Parallelism Tuning

Parallelism (parallel_pipeline_task_num) controls the number of worker tasks used by a single Fragment when it runs inside a BE. It is a key parameter for fully utilizing multi-core CPUs and reducing query latency.

Pre-Tuning Self-Check Checklist

You have confirmed the number of CPU cores on the BE (which determines the upper bound of parallelism).
You have used the Profile or monitoring metrics to determine the bottleneck type (CPU-intensive, scan-intensive, or scheduling overhead).
You understand the current query scenario (point query, JOIN/aggregation, stress test, or complex query).
Performance is genuinely below expectations under the default value (0, which means half the number of CPU cores).

Core Concepts

MPP parallelism: Each query runs in parallel across multiple BEs.
Intra-BE parallelism: Within a single BE, multi-threading accelerates Fragment execution.
parallel_pipeline_task_num: The number of worker tasks used by a single Fragment during execution. The default 0 means half the number of CPU cores on the BE.
Applicable statements: All Query, DML, and DDL statements support parallel execution.

Tuning Principles

A higher parallelism is not always better:

Increasing parallelism makes full use of multi-core resources and reduces single-query latency.
However, it introduces additional data Shuffle operators and multi-thread synchronization logic, which wastes resources.
The default value already balances single-query and concurrent scenarios, so manual intervention is usually unnecessary.
Doris continues to refine its adaptive strategies. Prefer adjustments at the SQL or scenario level rather than globally.

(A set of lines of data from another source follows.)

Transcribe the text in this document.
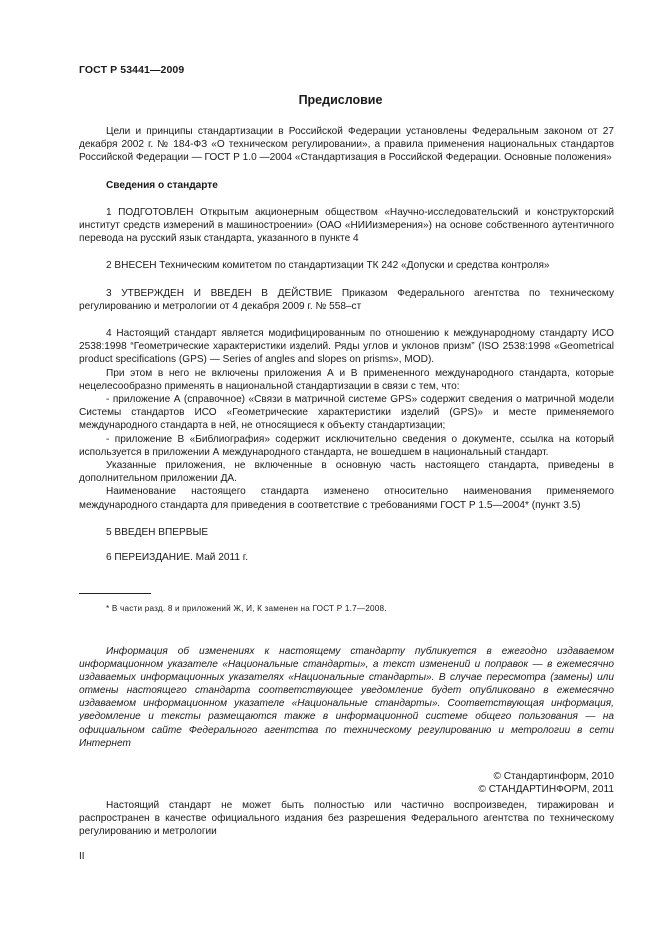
ГОСТ Р 53441—2009
Предисловие

Цели и принципы стандартизации в Российской Федерации установлены Федеральным законом от 27 декабря 2002 г. № 184-ФЗ «О техническом регулировании», а правила применения национальных стандартов Российской Федерации — ГОСТ Р 1.0 —2004 «Стандартизация в Российской Федерации. Основные положения»

Сведения о стандарте

1 ПОДГОТОВЛЕН Открытым акционерным обществом «Научно-исследовательский и конструкторский институт средств измерений в машиностроении» (ОАО «НИИизмерения») на основе собственного аутентичного перевода на русский язык стандарта, указанного в пункте 4

2 ВНЕСЕН Техническим комитетом по стандартизации ТК 242 «Допуски и средства контроля»

3 УТВЕРЖДЕН И ВВЕДЕН В ДЕЙСТВИЕ Приказом Федерального агентства по техническому регулированию и метрологии от 4 декабря 2009 г. № 558–ст

4 Настоящий стандарт является модифицированным по отношению к международному стандарту ИСО 2538:1998 “Геометрические характеристики изделий. Ряды углов и уклонов призм” (ISO 2538:1998 «Geometrical product specifications (GPS) — Series of angles and slopes on prisms», MOD).

При этом в него не включены приложения А и В примененного международного стандарта, которые нецелесообразно применять в национальной стандартизации в связи с тем, что:

- приложение А (справочное) «Связи в матричной системе GPS» содержит сведения о матричной модели Системы стандартов ИСО «Геометрические характеристики изделий (GPS)» и месте применяемого международного стандарта в ней, не относящиеся к объекту стандартизации;

- приложение В «Библиография» содержит исключительно сведения о документе, ссылка на который используется в приложении А международного стандарта, не вошедшем в национальный стандарт.

Указанные приложения, не включенные в основную часть настоящего стандарта, приведены в дополнительном приложении ДА.

Наименование настоящего стандарта изменено относительно наименования применяемого международного стандарта для приведения в соответствие с требованиями ГОСТ Р 1.5—2004* (пункт 3.5)

5 ВВЕДЕН ВПЕРВЫЕ

6 ПЕРЕИЗДАНИЕ. Май 2011 г.

* В части разд. 8 и приложений Ж, И, К заменен на ГОСТ Р 1.7—2008.

Информация об изменениях к настоящему стандарту публикуется в ежегодно издаваемом информационном указателе «Национальные стандарты», а текст изменений и поправок — в ежемесячно издаваемых информационных указателях «Национальные стандарты». В случае пересмотра (замены) или отмены настоящего стандарта соответствующее уведомление будет опубликовано в ежемесячно издаваемом информационном указателе «Национальные стандарты». Соответствующая информация, уведомление и тексты размещаются также в информационной системе общего пользования — на официальном сайте Федерального агентства по техническому регулированию и метрологии в сети Интернет

© Стандартинформ, 2010
© СТАНДАРТИНФОРМ, 2011

Настоящий стандарт не может быть полностью или частично воспроизведен, тиражирован и распространен в качестве официального издания без разрешения Федерального агентства по техническому регулированию и метрологии

II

Scenario-Based Tuning Recommendations

The following examples assume that the BE has 16 CPU cores.

Scenario Reference Table

Query scenario	Recommended parallelism	Reason
Single-table point query / `WHERE` on a small amount of data / `LIMIT` / hitting a materialized view	1	Only one Fragment exists. The bottleneck is the scan thread (which is independent from the query thread and parallelizes adaptively), so the query thread does not need extra concurrency.
Two-table `JOIN` over a large dataset / aggregation query (CPU-intensive)	16	Compute-intensive. When the CPU is not saturated, increasing parallelism can fully utilize the cores. However, do not increase it without limit (for example, setting it to 48 only adds scheduling overhead).
Stress testing scenario	1	Concurrent queries already saturate the CPU on their own, and excessive parallelism only adds thread and framework scheduling overhead.
Complex query	Default value	Adjust flexibly based on the Profile and machine load. Try a stepwise decrease of 4 -> 2 -> 1 to observe the effect.

Scenario 1: Simple Single-Table Operations

Characteristics: A single Fragment, with the bottleneck on the scan thread (which already parallelizes adaptively).
Recommendation: parallel_pipeline_task_num = 1.
Reason: The scan thread and the query execution thread are independent. Adding more concurrent query threads cannot accelerate a scan-bound bottleneck.

Scenario 2: JOIN/Aggregation Over Large Datasets

Characteristics: Compute-intensive workload where the CPU is observed to be unsaturated.
Recommendation: Increase the parallelism above the default value, for example parallel_pipeline_task_num = 16.
Reason: This leverages the parallel capability of the Pipeline execution engine to fully utilize the CPU. However, do not increase it without limit, or the thread and framework scheduling overhead will outweigh the gains.

Scenario 3: Stress Testing

Characteristics: There are enough concurrent queries that the CPU is already saturated by multiple queries.
Recommendation: parallel_pipeline_task_num = 1.
Reason: This avoids the scheduling overhead introduced by stacking single-query parallelism on top of high concurrency.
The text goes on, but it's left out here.